That’s our original sum function, but with a new name.

Part 4: Finale

Some time later, after I’d forgotten about the whole sum/add fiasco, I’m back writing code. I needed a function to total some numbers, so I wrote:

Unison
total : Nat -> Nat -> Nat
total addend1 addend2 = 
  addend1 + addend2

test> total.tests = check (total 5 6 == 11)

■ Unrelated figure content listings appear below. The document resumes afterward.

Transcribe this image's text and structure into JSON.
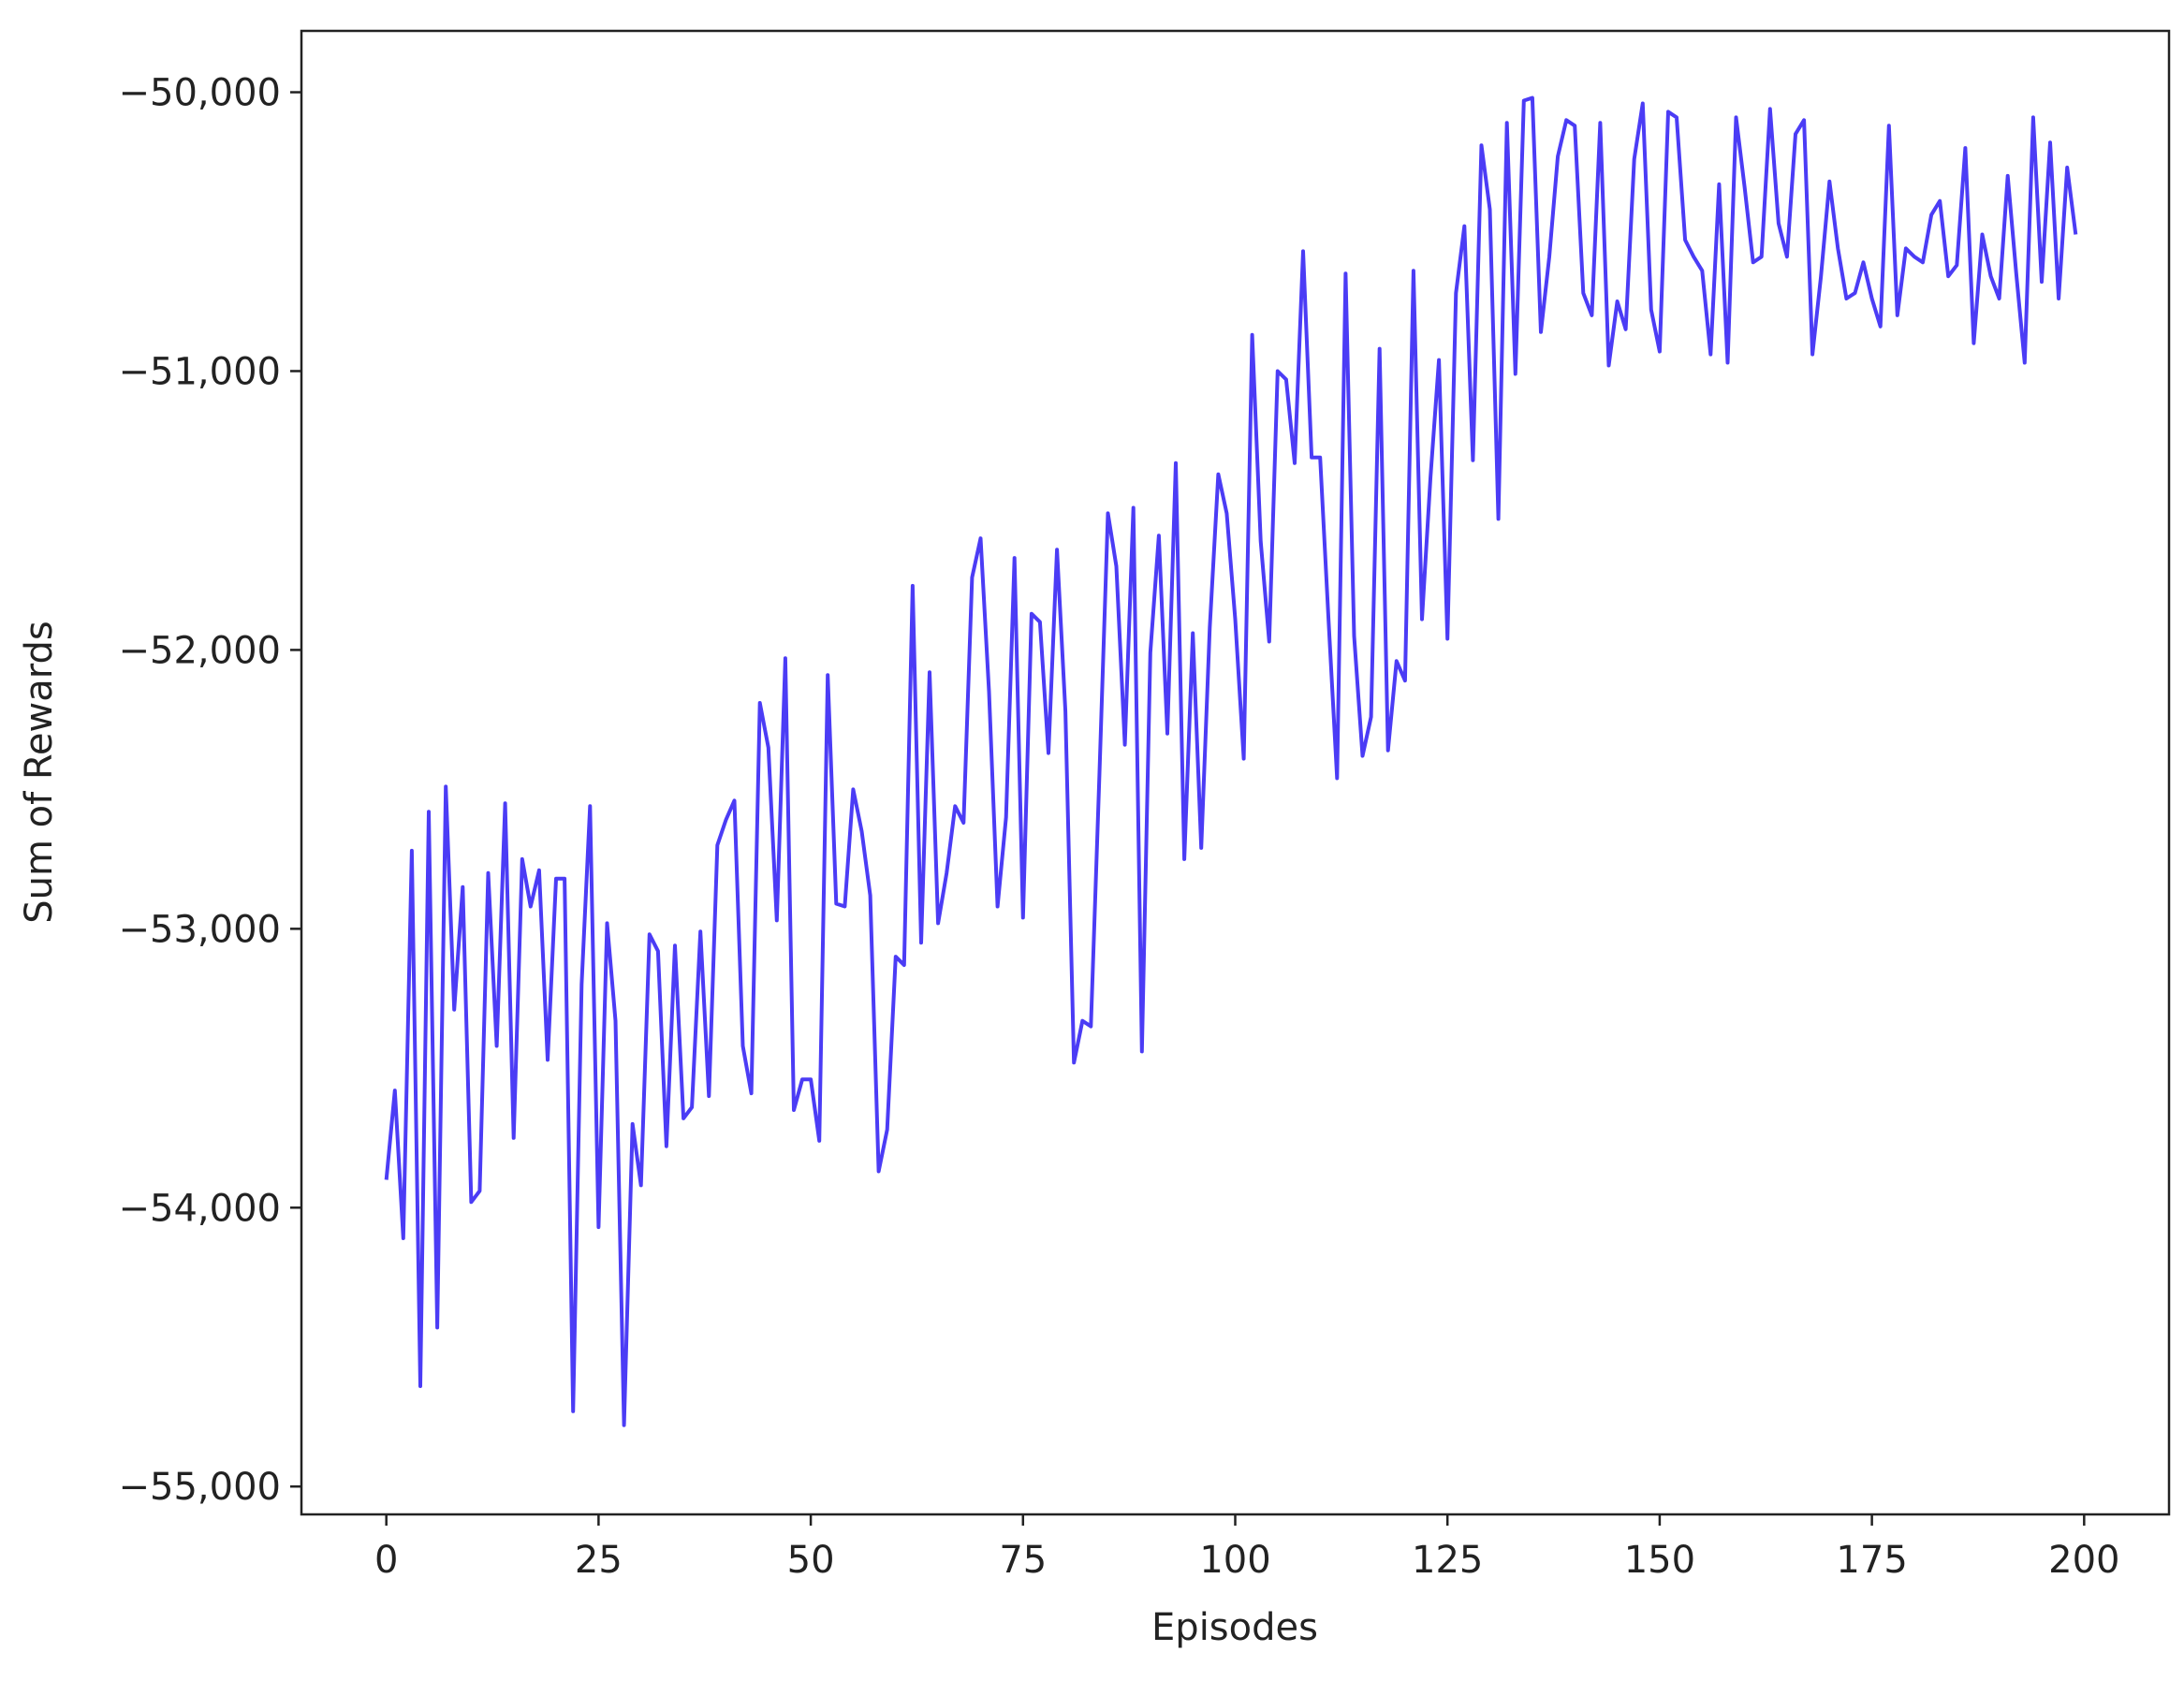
{
  "chart_data": {
    "type": "line",
    "title": "",
    "xlabel": "Episodes",
    "ylabel": "Sum of Rewards",
    "xlim": [
      -10,
      210
    ],
    "ylim": [
      -55100,
      -49780
    ],
    "grid": false,
    "xticks": [
      0,
      25,
      50,
      75,
      100,
      125,
      150,
      175,
      200
    ],
    "xtick_labels": [
      "0",
      "25",
      "50",
      "75",
      "100",
      "125",
      "150",
      "175",
      "200"
    ],
    "yticks": [
      -55000,
      -54000,
      -53000,
      -52000,
      -51000,
      -50000
    ],
    "ytick_labels": [
      "−55,000",
      "−54,000",
      "−53,000",
      "−52,000",
      "−51,000",
      "−50,000"
    ],
    "series": [
      {
        "color": "#4b3cf5",
        "x": [
          0,
          1,
          2,
          3,
          4,
          5,
          6,
          7,
          8,
          9,
          10,
          11,
          12,
          13,
          14,
          15,
          16,
          17,
          18,
          19,
          20,
          21,
          22,
          23,
          24,
          25,
          26,
          27,
          28,
          29,
          30,
          31,
          32,
          33,
          34,
          35,
          36,
          37,
          38,
          39,
          40,
          41,
          42,
          43,
          44,
          45,
          46,
          47,
          48,
          49,
          50,
          51,
          52,
          53,
          54,
          55,
          56,
          57,
          58,
          59,
          60,
          61,
          62,
          63,
          64,
          65,
          66,
          67,
          68,
          69,
          70,
          71,
          72,
          73,
          74,
          75,
          76,
          77,
          78,
          79,
          80,
          81,
          82,
          83,
          84,
          85,
          86,
          87,
          88,
          89,
          90,
          91,
          92,
          93,
          94,
          95,
          96,
          97,
          98,
          99,
          100,
          101,
          102,
          103,
          104,
          105,
          106,
          107,
          108,
          109,
          110,
          111,
          112,
          113,
          114,
          115,
          116,
          117,
          118,
          119,
          120,
          121,
          122,
          123,
          124,
          125,
          126,
          127,
          128,
          129,
          130,
          131,
          132,
          133,
          134,
          135,
          136,
          137,
          138,
          139,
          140,
          141,
          142,
          143,
          144,
          145,
          146,
          147,
          148,
          149,
          150,
          151,
          152,
          153,
          154,
          155,
          156,
          157,
          158,
          159,
          160,
          161,
          162,
          163,
          164,
          165,
          166,
          167,
          168,
          169,
          170,
          171,
          172,
          173,
          174,
          175,
          176,
          177,
          178,
          179,
          180,
          181,
          182,
          183,
          184,
          185,
          186,
          187,
          188,
          189,
          190,
          191,
          192,
          193,
          194,
          195,
          196,
          197,
          198,
          199
        ],
        "y": [
          -53900,
          -53580,
          -54110,
          -52720,
          -54640,
          -52580,
          -54430,
          -52490,
          -53290,
          -52850,
          -53980,
          -53940,
          -52800,
          -53420,
          -52550,
          -53750,
          -52750,
          -52920,
          -52790,
          -53470,
          -52820,
          -52820,
          -54730,
          -53200,
          -52560,
          -54070,
          -52980,
          -53330,
          -54780,
          -53700,
          -53920,
          -53020,
          -53080,
          -53780,
          -53060,
          -53680,
          -53640,
          -53010,
          -53600,
          -52700,
          -52610,
          -52540,
          -53420,
          -53590,
          -52190,
          -52350,
          -52970,
          -52030,
          -53650,
          -53540,
          -53540,
          -53760,
          -52090,
          -52910,
          -52920,
          -52500,
          -52650,
          -52880,
          -53870,
          -53720,
          -53100,
          -53130,
          -51770,
          -53050,
          -52080,
          -52980,
          -52800,
          -52560,
          -52620,
          -51740,
          -51600,
          -52150,
          -52920,
          -52600,
          -51670,
          -52960,
          -51870,
          -51900,
          -52370,
          -51640,
          -52220,
          -53480,
          -53330,
          -53350,
          -52450,
          -51510,
          -51700,
          -52340,
          -51490,
          -53440,
          -52010,
          -51590,
          -52300,
          -51330,
          -52750,
          -51940,
          -52710,
          -51920,
          -51370,
          -51510,
          -51890,
          -52390,
          -50870,
          -51610,
          -51970,
          -51000,
          -51030,
          -51330,
          -50570,
          -51310,
          -51310,
          -51900,
          -52460,
          -50650,
          -51950,
          -52380,
          -52240,
          -50920,
          -52360,
          -52040,
          -52110,
          -50640,
          -51890,
          -51380,
          -50960,
          -51960,
          -50720,
          -50480,
          -51320,
          -50190,
          -50420,
          -51530,
          -50110,
          -51010,
          -50030,
          -50020,
          -50860,
          -50590,
          -50230,
          -50100,
          -50120,
          -50720,
          -50800,
          -50110,
          -50980,
          -50750,
          -50850,
          -50240,
          -50040,
          -50780,
          -50930,
          -50070,
          -50090,
          -50530,
          -50590,
          -50640,
          -50940,
          -50330,
          -50970,
          -50090,
          -50340,
          -50610,
          -50590,
          -50060,
          -50470,
          -50590,
          -50150,
          -50100,
          -50940,
          -50660,
          -50320,
          -50560,
          -50740,
          -50720,
          -50610,
          -50740,
          -50840,
          -50120,
          -50800,
          -50560,
          -50590,
          -50610,
          -50440,
          -50390,
          -50660,
          -50620,
          -50200,
          -50900,
          -50510,
          -50660,
          -50740,
          -50300,
          -50650,
          -50970,
          -50090,
          -50680,
          -50180,
          -50740,
          -50270,
          -50510
        ]
      }
    ]
  }
}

I saved it, and over in ucm I added it to the repository and ran tests.

UCM
   ⍟ These new definitions are ok to `add`:
    
      total       : Nat -> Nat -> Nat
      total.tests : [Result]
  
    4 | test> total.tests = check (total 5 6 == 11)
    ✅ Passed : Proved.

.magic> add
  ⍟ I've added these definitions:
  
    total       : Nat -> Nat -> Nat
    total.tests : [Result]

At that time I remembered about the strange function name in sumSquare. I decided to have another look at it:

UCM
.magic> view sumSquare
  sumSquare : Nat -> Nat -> Nat
  sumSquare a b = total (square a) (square b)

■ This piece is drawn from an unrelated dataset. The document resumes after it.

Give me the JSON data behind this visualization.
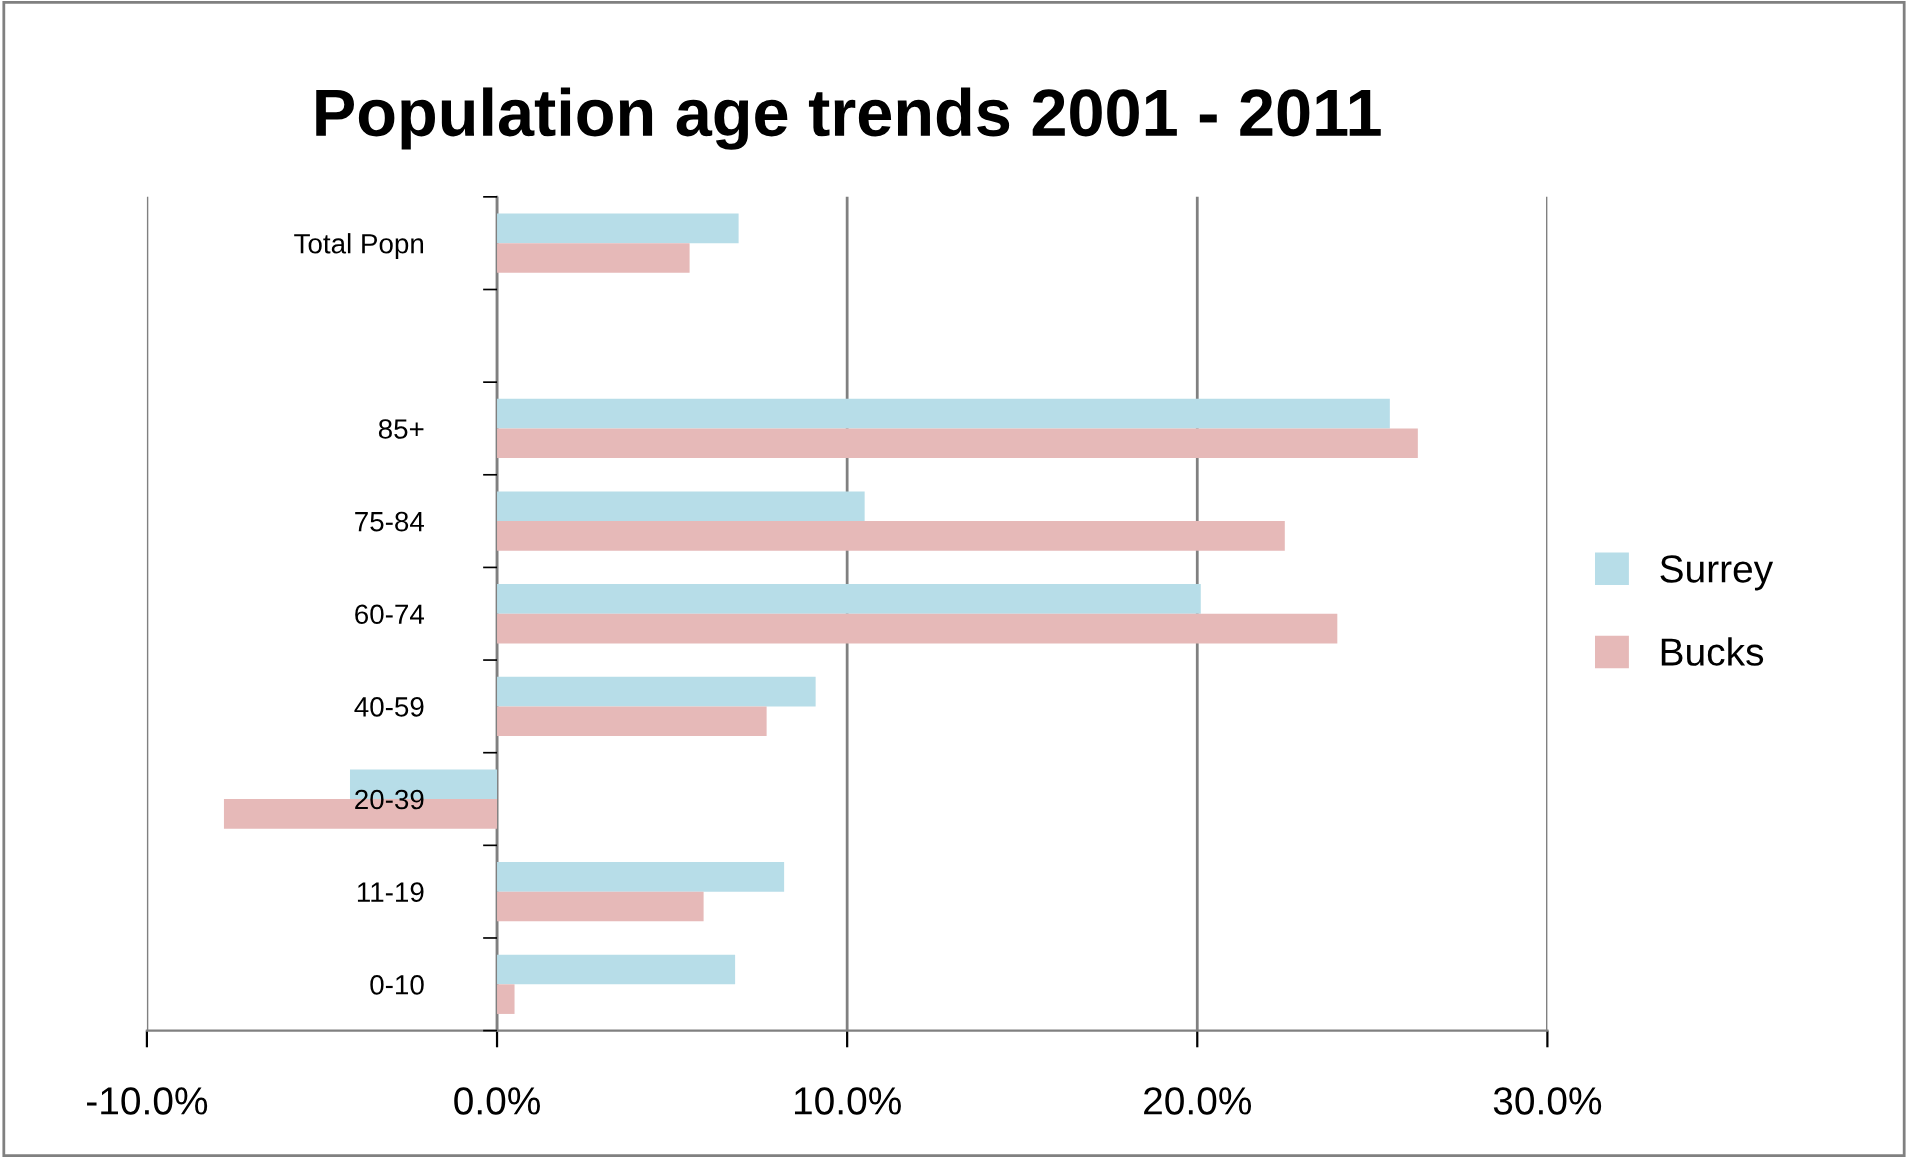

ucm noticed that the total function does exactly what the old sum function did, even though the name and parameter names are different. This means it can now use the more readable name, total in place of #aut6jgfc1j.

Magic!

What we saw

  • Unison manages your source code internally: what you see in your editor is ephemeral.

  • The names of functions can be changed (on way is to use move.term), and that change is reflected in all sites that reference that function.

  • Replacing a function with a new, incompatible, version doesn’t break existing uses of that function. Instead, those existing uses are replaced with a strange name staring with #.

  • If you subsequently define a function that does the same thing as the original, Unison replaces the #... name with that new function’s name.

Next we’ll see how all this is done. Now might be a good time for a stretch…

How It Works

We’ve all heard of immutable data. It’s one of the cornerstones of functional programming. Immutability makes it easier to reason about your code, easier to reuse your functions, and easier to write concurrent functions.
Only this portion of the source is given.